おそらく、脳内も反応が良いところ、曖昧なところ・・・。動きの命令をスムーズにできるところ、しにくいところがあると考えられます。だから、「膝を曲げて・・」と言われても、「膝はここだと分かってるけど、すぐ動かせない・・」となるのです。
レッスン内では、“ハンズオン”といって、生徒さんの身体に指導者がタッチしながら一緒に動く方法を取ります。自分一人では曖昧で感じることが難しい部位を、指導者の手の刺激を頼りに取り戻す過程を踏んでいきます。
これは、漠然とした身体地図を修復し明確にしていくことになります。そして同時に、脳内の反応が悪い野の部分にも刺激を与え、新鮮な回路が作られていくと考えられます。
また、関節の位置や構造など解剖学的な内容を学ぶことも、身体地図を明確にする手助けをします。思い違いをしていたことが修正されることで、自分の身体を明確にイメージすることができ、的確な動きを容易に引き出すことができるようになるのです。
先日、ある生徒さんがレッスン後に「今日は踵を感じます‥。今まで感じたことがない感じ・・。」と話されていました。
レッスンを通して、全身のバランスが変化し踵に体重が上手く乗るようになってきたのでしょうが、その生徒さんは歩いてこの日もレッスンに来られていますし、日々踵に体重をかけて生活しているはずです。しかし、あまり認識がなかったのでしょう。

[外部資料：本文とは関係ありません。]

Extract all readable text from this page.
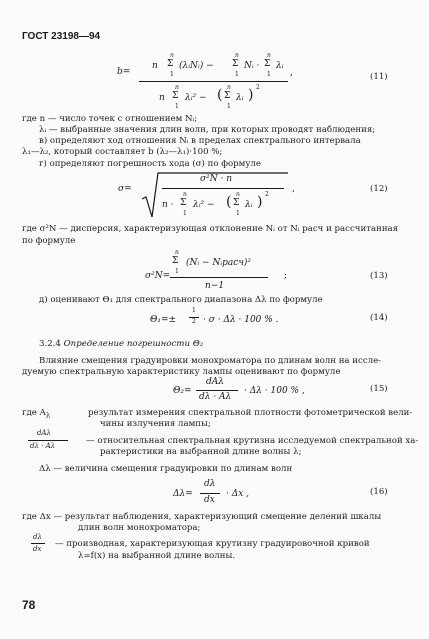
ГОСТ 23198—94
b=
n
n
Σ
1
(λᵢNᵢ) −
n
Σ
1
Nᵢ ·
n
Σ
1
λᵢ
n
n
Σ
1
λᵢ² − ( n
Σ
1
λᵢ ) 2
,	(11)
где n — число точек с отношением Nᵢ;
λᵢ — выбранные значения длин волн, при которых проводят наблюдения;
в) определяют ход отношения Nᵢ в пределах спектрального интервала
λ₁—λ₂, который составляет b (λ₂—λ₁)·100 %;
г) определяют погрешность хода (σ) по формуле
σ=
σ²N · n
n ·
n
Σ
1
λᵢ² − ( n
Σ
1
λᵢ ) 2
,	(12)
где σ²N — дисперсия, характеризующая отклонение Nᵢ от Nᵢ расч и рассчитанная
по формуле
σ²N=
n
Σ
1
(Nᵢ − Nᵢрасч)²
n−1
;	(13)
д) оценивают Θ₁ для спектрального диапазона Δλ по формуле
Θ₁=±
1
2 · σ · Δλ · 100 % .	(14)
3.2.4 Определение погрешности Θ₂
Влияние смещения градуировки монохроматора по длинам волн на иссле-
дуемую спектральную характеристику лампы оценивают по формуле
Θ₂=
dAλ
dλ · Aλ
· Δλ · 100 % ,	(15)
где $A_\lambda$	результат измерения спектральной плотности фотометрической вели-
чины излучения лампы;
dAλ
dλ · Aλ	— относительная спектральная крутизна исследуемой спектральной ха-
рактеристики на выбранной длине волны λ;
Δλ — величина смещения градуировки по длинам волн
Δλ=
dλ
dx
· Δx ,	(16)
где Δx — результат наблюдения, характеризующий смещение делений шкалы
длин волн монохроматора;
dλ
dx — производная, характеризующая крутизну градуировочной кривой
λ=f(x) на выбранной длине волны.
78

ご本人の中では、「あれ??踵??感じる・・」なんですね。
明確に意識化することで、脳内の反応も変化しているはずです。
先日のオリンピックをTVで観戦しながら
「あれ?この国どこにあるんだっけ??」
我が子と一緒に世界地図を広げ確認していました(笑)。
そんな風に、ご自分の曖昧な身体部位を確認しながら・・・
全身が機能的に効率よく動く、快適な「自分」を取り戻して欲しいと願っています。
さあ、ご自分の身体は??
どんな風に感じていますか??
脳は反応していますか?? (笑)
===================
P.S~このコラムでは、日々の気づきや疑問をちょっと深掘りしてお話ししています。
特に、ATに関してじっくり考えていきたい方にお読みいただければ嬉しいです。
コラム投稿は2~3ヶ月に一度の予定です。